Distributed Denial of Service!?
Any service can be attacked by a Denial of Service, especially if distributed, yet only in the case of IRC the entire network is damaged by attacking one of its hubs.
Both Jabber and PSYC draw some strength from being architectured unlike IRC. Jabber however has developed a tendency to large size servers which, if attacked, would still disrupt large amounts of communications.
On PSYC this isn't different currently, but we plan to provide strategies that encourage the implementation of decentralized communities even for large deployments, so that an attack would only affect a small portion of the general network, not the service in large scale.
- fippo asks, how is that of any help, if instead of attacking one large server the attacker does the same on a hundred smaller servers?

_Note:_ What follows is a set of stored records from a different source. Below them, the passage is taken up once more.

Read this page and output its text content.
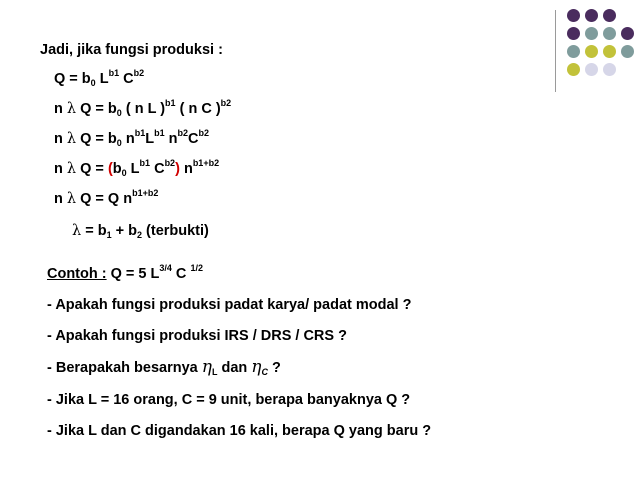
Jadi, jika fungsi produksi :
$Q = b_0$ $L^{b1}$ $C^{b2}$
n λ $Q = b_0$ ( n L )$^{b1}$ ( n C )$^{b2}$
n λ $Q = b_0$ $n^{b1}L^{b1}$ $n^{b2}C^{b2}$
n λ $Q = (b_0$ $L^{b1}$ $C^{b2}$) $n^{b1+b2}$
n λ Q = Q $n^{b1+b2}$
$\lambda = b_1 + b_2$ (terbukti)
Contoh : Q = 5 $L^{3/4}$ C $^{1/2}$
- Apakah fungsi produksi padat karya/ padat modal ?
- Apakah fungsi produksi IRS / DRS / CRS ?
- Berapakah besarnya $\eta_L$ dan $\eta_C$ ?
- Jika L = 16 orang, C = 9 unit, berapa banyaknya Q ?
- Jika L dan C digandakan 16 kali, berapa Q yang baru ?
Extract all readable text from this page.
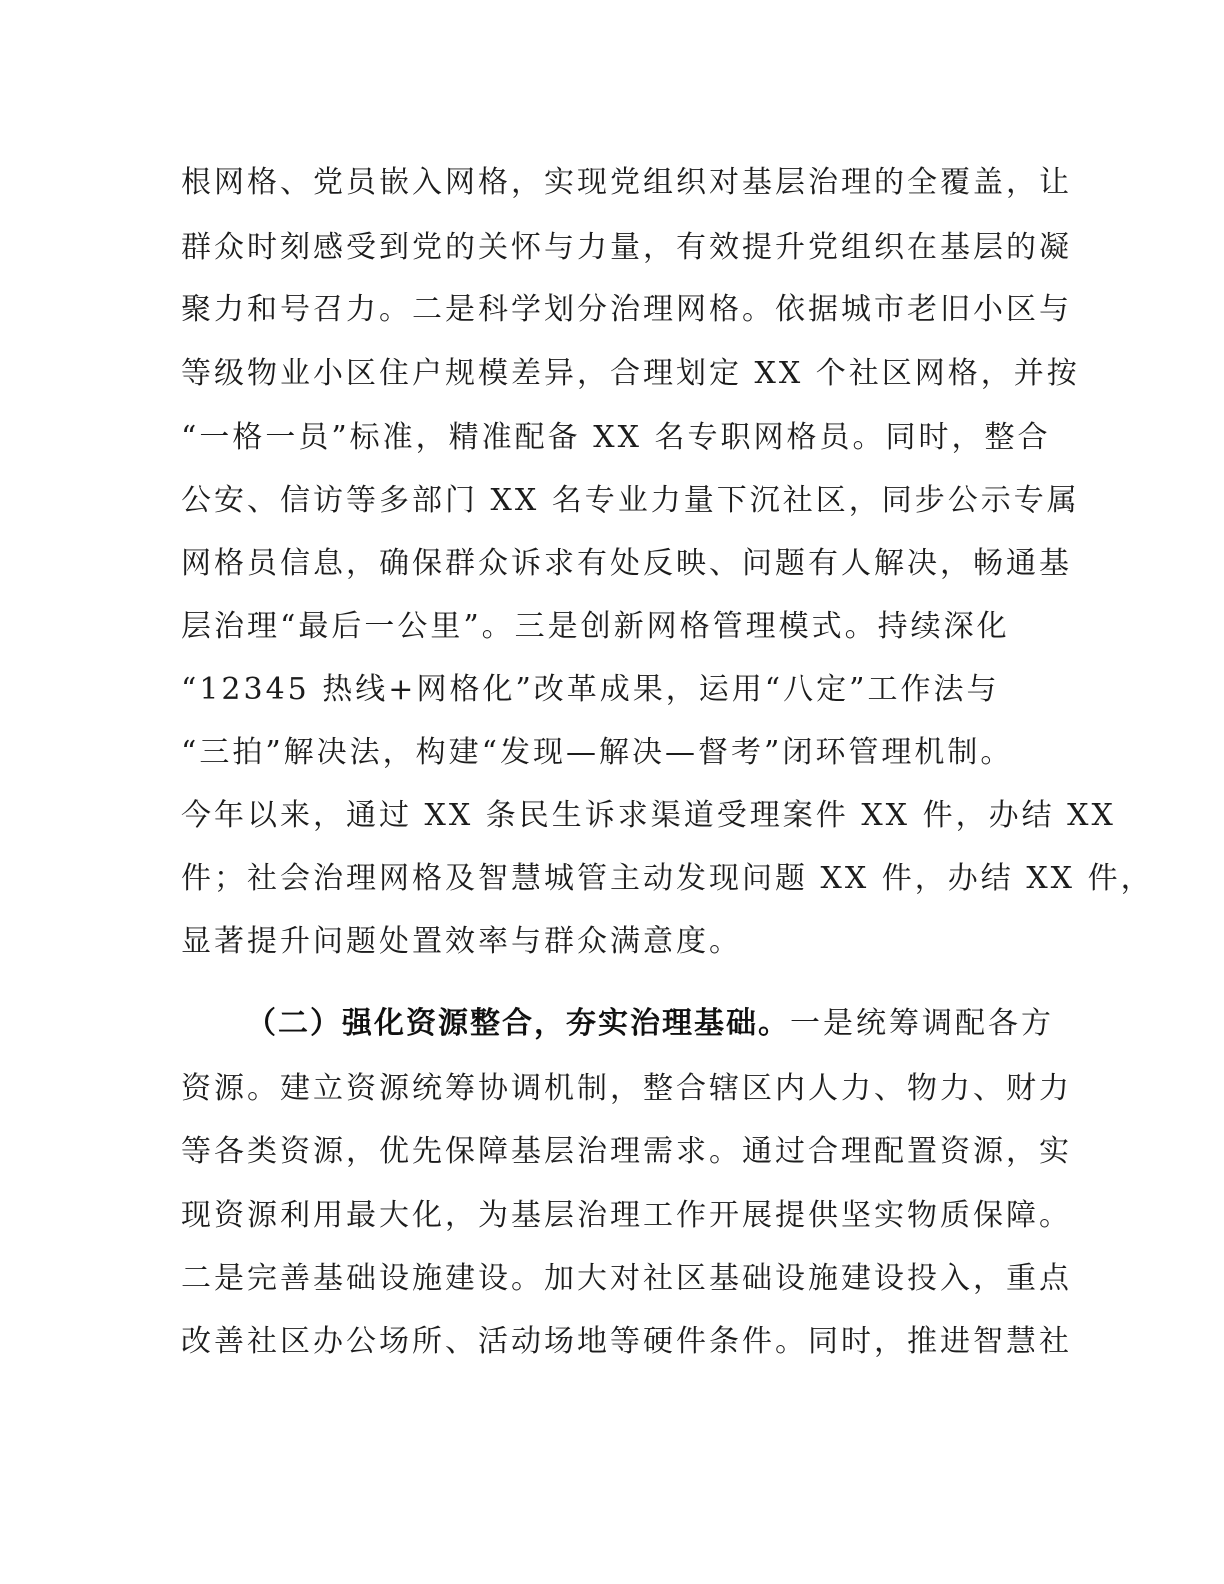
根网格、党员嵌入网格，实现党组织对基层治理的全覆盖，让

群众时刻感受到党的关怀与力量，有效提升党组织在基层的凝

聚力和号召力。二是科学划分治理网格。依据城市老旧小区与

等级物业小区住户规模差异，合理划定 XX 个社区网格，并按

“一格一员”标准，精准配备 XX 名专职网格员。同时，整合

公安、信访等多部门 XX 名专业力量下沉社区，同步公示专属

网格员信息，确保群众诉求有处反映、问题有人解决，畅通基

层治理“最后一公里”。三是创新网格管理模式。持续深化

“12345 热线+网格化”改革成果，运用“八定”工作法与

“三拍”解决法，构建“发现—解决—督考”闭环管理机制。

今年以来，通过 XX 条民生诉求渠道受理案件 XX 件，办结 XX

件；社会治理网格及智慧城管主动发现问题 XX 件，办结 XX 件，

显著提升问题处置效率与群众满意度。

（二）强化资源整合，夯实治理基础。一是统筹调配各方

资源。建立资源统筹协调机制，整合辖区内人力、物力、财力

等各类资源，优先保障基层治理需求。通过合理配置资源，实

现资源利用最大化，为基层治理工作开展提供坚实物质保障。

二是完善基础设施建设。加大对社区基础设施建设投入，重点

改善社区办公场所、活动场地等硬件条件。同时，推进智慧社
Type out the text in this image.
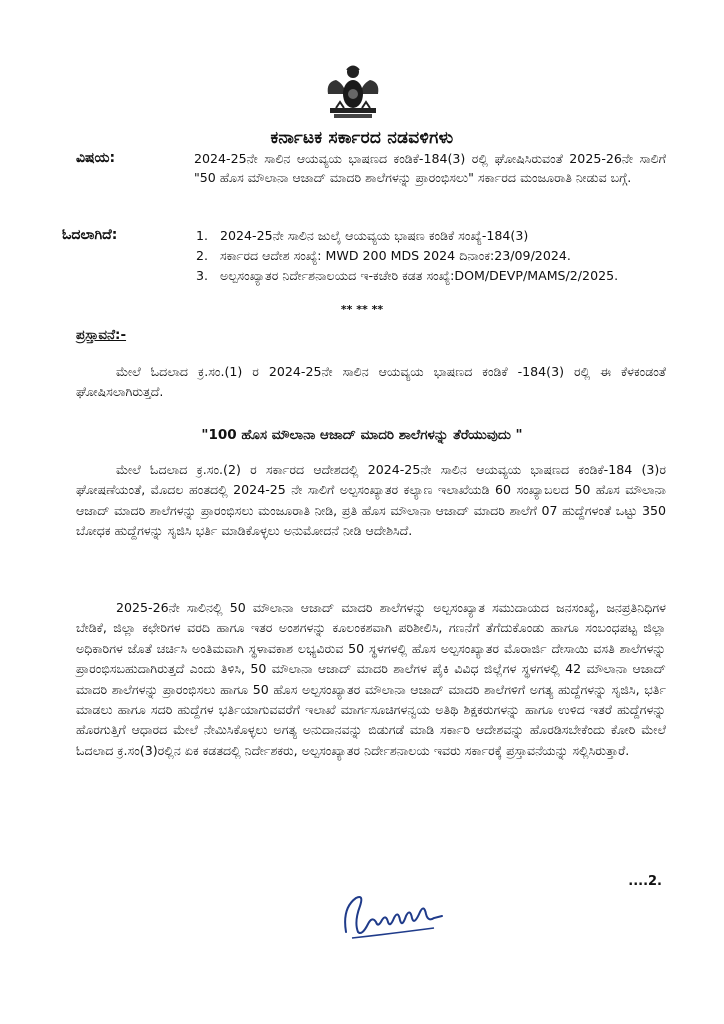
ಕರ್ನಾಟಕ ಸರ್ಕಾರದ ನಡವಳಿಗಳು
ವಿಷಯ:	2024-25ನೇ ಸಾಲಿನ ಆಯವ್ಯಯ ಭಾಷಣದ ಕಂಡಿಕೆ-184(3) ರಲ್ಲಿ ಘೋಷಿಸಿರುವಂತೆ 2025-26ನೇ ಸಾಲಿಗೆ "50 ಹೊಸ ಮೌಲಾನಾ ಆಜಾದ್ ಮಾದರಿ ಶಾಲೆಗಳನ್ನು ಪ್ರಾರಂಭಿಸಲು" ಸರ್ಕಾರದ ಮಂಜೂರಾತಿ ನೀಡುವ ಬಗ್ಗೆ.
ಓದಲಾಗಿದೆ:	1. 2024-25ನೇ ಸಾಲಿನ ಜುಲೈ ಆಯವ್ಯಯ ಭಾಷಣ ಕಂಡಿಕೆ ಸಂಖ್ಯೆ-184(3)
2. ಸರ್ಕಾರದ ಆದೇಶ ಸಂಖ್ಯೆ: MWD 200 MDS 2024 ದಿನಾಂಕ:23/09/2024.
3. ಅಲ್ಪಸಂಖ್ಯಾತರ ನಿರ್ದೇಶನಾಲಯದ ಇ-ಕಚೇರಿ ಕಡತ ಸಂಖ್ಯೆ:DOM/DEVP/MAMS/2/2025.
** ** **
ಪ್ರಸ್ತಾವನೆ:-
ಮೇಲೆ ಓದಲಾದ ಕ್ರ.ಸಂ.(1) ರ 2024-25ನೇ ಸಾಲಿನ ಆಯವ್ಯಯ ಭಾಷಣದ ಕಂಡಿಕೆ -184(3) ರಲ್ಲಿ ಈ ಕೆಳಕಂಡಂತೆ ಘೋಷಿಸಲಾಗಿರುತ್ತದೆ.
"100 ಹೊಸ ಮೌಲಾನಾ ಆಜಾದ್ ಮಾದರಿ ಶಾಲೆಗಳನ್ನು ತೆರೆಯುವುದು "
ಮೇಲೆ ಓದಲಾದ ಕ್ರ.ಸಂ.(2) ರ ಸರ್ಕಾರದ ಆದೇಶದಲ್ಲಿ 2024-25ನೇ ಸಾಲಿನ ಆಯವ್ಯಯ ಭಾಷಣದ ಕಂಡಿಕೆ-184 (3)ರ ಘೋಷಣೆಯಂತೆ, ಮೊದಲ ಹಂತದಲ್ಲಿ 2024-25 ನೇ ಸಾಲಿಗೆ ಅಲ್ಪಸಂಖ್ಯಾತರ ಕಲ್ಯಾಣ ಇಲಾಖೆಯಡಿ 60 ಸಂಖ್ಯಾಬಲದ 50 ಹೊಸ ಮೌಲಾನಾ ಆಜಾದ್ ಮಾದರಿ ಶಾಲೆಗಳನ್ನು ಪ್ರಾರಂಭಿಸಲು ಮಂಜೂರಾತಿ ನೀಡಿ, ಪ್ರತಿ ಹೊಸ ಮೌಲಾನಾ ಆಜಾದ್ ಮಾದರಿ ಶಾಲೆಗೆ 07 ಹುದ್ದೆಗಳಂತೆ ಒಟ್ಟು 350 ಬೋಧಕ ಹುದ್ದೆಗಳನ್ನು ಸೃಜಿಸಿ ಭರ್ತಿ ಮಾಡಿಕೊಳ್ಳಲು ಅನುಮೋದನೆ ನೀಡಿ ಆದೇಶಿಸಿದೆ.
2025-26ನೇ ಸಾಲಿನಲ್ಲಿ 50 ಮೌಲಾನಾ ಆಜಾದ್ ಮಾದರಿ ಶಾಲೆಗಳನ್ನು ಅಲ್ಪಸಂಖ್ಯಾತ ಸಮುದಾಯದ ಜನಸಂಖ್ಯೆ, ಜನಪ್ರತಿನಿಧಿಗಳ ಬೇಡಿಕೆ, ಜಿಲ್ಲಾ ಕಛೇರಿಗಳ ವರದಿ ಹಾಗೂ ಇತರ ಅಂಶಗಳನ್ನು ಕೂಲಂಕಶವಾಗಿ ಪರಿಶೀಲಿಸಿ, ಗಣನೆಗೆ ತೆಗೆದುಕೊಂಡು ಹಾಗೂ ಸಂಬಂಧಪಟ್ಟ ಜಿಲ್ಲಾ ಅಧಿಕಾರಿಗಳ ಜೊತೆ ಚರ್ಚಿಸಿ ಅಂತಿಮವಾಗಿ ಸ್ಥಳಾವಕಾಶ ಲಭ್ಯವಿರುವ 50 ಸ್ಥಳಗಳಲ್ಲಿ ಹೊಸ ಅಲ್ಪಸಂಖ್ಯಾತರ ಮೊರಾರ್ಜಿ ದೇಸಾಯಿ ವಸತಿ ಶಾಲೆಗಳನ್ನು ಪ್ರಾರಂಭಿಸಬಹುದಾಗಿರುತ್ತದೆ ಎಂದು ತಿಳಿಸಿ, 50 ಮೌಲಾನಾ ಆಜಾದ್ ಮಾದರಿ ಶಾಲೆಗಳ ಪೈಕಿ ವಿವಿಧ ಜಿಲ್ಲೆಗಳ ಸ್ಥಳಗಳಲ್ಲಿ 42 ಮೌಲಾನಾ ಆಜಾದ್ ಮಾದರಿ ಶಾಲೆಗಳನ್ನು ಪ್ರಾರಂಭಿಸಲು ಹಾಗೂ 50 ಹೊಸ ಅಲ್ಪಸಂಖ್ಯಾತರ ಮೌಲಾನಾ ಆಜಾದ್ ಮಾದರಿ ಶಾಲೆಗಳಿಗೆ ಅಗತ್ಯ ಹುದ್ದೆಗಳನ್ನು ಸೃಜಿಸಿ, ಭರ್ತಿ ಮಾಡಲು ಹಾಗೂ ಸದರಿ ಹುದ್ದೆಗಳ ಭರ್ತಿಯಾಗುವವರೆಗೆ ಇಲಾಖೆ ಮಾರ್ಗಸೂಚಿಗಳನ್ವಯ ಅತಿಥಿ ಶಿಕ್ಷಕರುಗಳನ್ನು ಹಾಗೂ ಉಳಿದ ಇತರೆ ಹುದ್ದೆಗಳನ್ನು ಹೊರಗುತ್ತಿಗೆ ಆಧಾರದ ಮೇಲೆ ನೇಮಿಸಿಕೊಳ್ಳಲು ಅಗತ್ಯ ಅನುದಾನವನ್ನು ಬಿಡುಗಡೆ ಮಾಡಿ ಸರ್ಕಾರಿ ಆದೇಶವನ್ನು ಹೊರಡಿಸಬೇಕೆಂದು ಕೋರಿ ಮೇಲೆ ಓದಲಾದ ಕ್ರ.ಸಂ(3)ರಲ್ಲಿನ ಏಕ ಕಡತದಲ್ಲಿ ನಿರ್ದೇಶಕರು, ಅಲ್ಪಸಂಖ್ಯಾತರ ನಿರ್ದೇಶನಾಲಯ ಇವರು ಸರ್ಕಾರಕ್ಕೆ ಪ್ರಸ್ತಾವನೆಯನ್ನು ಸಲ್ಲಿಸಿರುತ್ತಾರೆ.
....2.
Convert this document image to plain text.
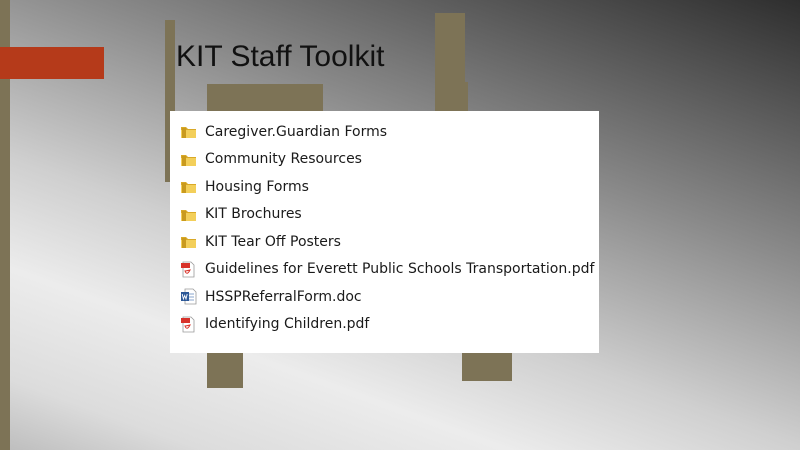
KIT Staff Toolkit
Caregiver.Guardian Forms
Community Resources
Housing Forms
KIT Brochures
KIT Tear Off Posters
Guidelines for Everett Public Schools Transportation.pdf
HSSPReferralForm.doc
Identifying Children.pdf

Well, attacking several servers probably takes more time which additionally raises your chances of getting traced and caught by whatever type of police would be in charge. Maybe the latter is unlikely these days of wild west internet, not sure.
- And fippo adds, maybe a large server is even better to defend, since you are more likely to be able to afford an employee of your service provider to monitor your internet traffic day and night, then act on time and try to filter the attack from the regular traffic reaching your server.
A company or organization can still employ somebody to monitor their servers.. even if it is a large decentralized deployment. So having a single large server is still strategically less favorable.
And why would an attacker be motivated to attack the entire network? Isn't he normally focused on a particular conference or person?
In the normal case where the interest lies in disrupting the service for a group of people (who rejected the attacker from entering a group, for instance), in IRC this still means to cause a netsplit, which is a major disruption of the entire service. In the case of a large popular conference server on Jabber this means that many groups of people would be affected, whereas on PSYC only those groups are affected, which reside on that particular server, which is intentionally small.
<coyo> indeed, it only effects a small group of people, rather than entire networks of possibly thousands upon thousands of people. it localizes the damage, and makes it far less rewarding.
P.S. All of this affects centralistic systems even more than any networked system. It's just a question of time until a serious attack is heading their way.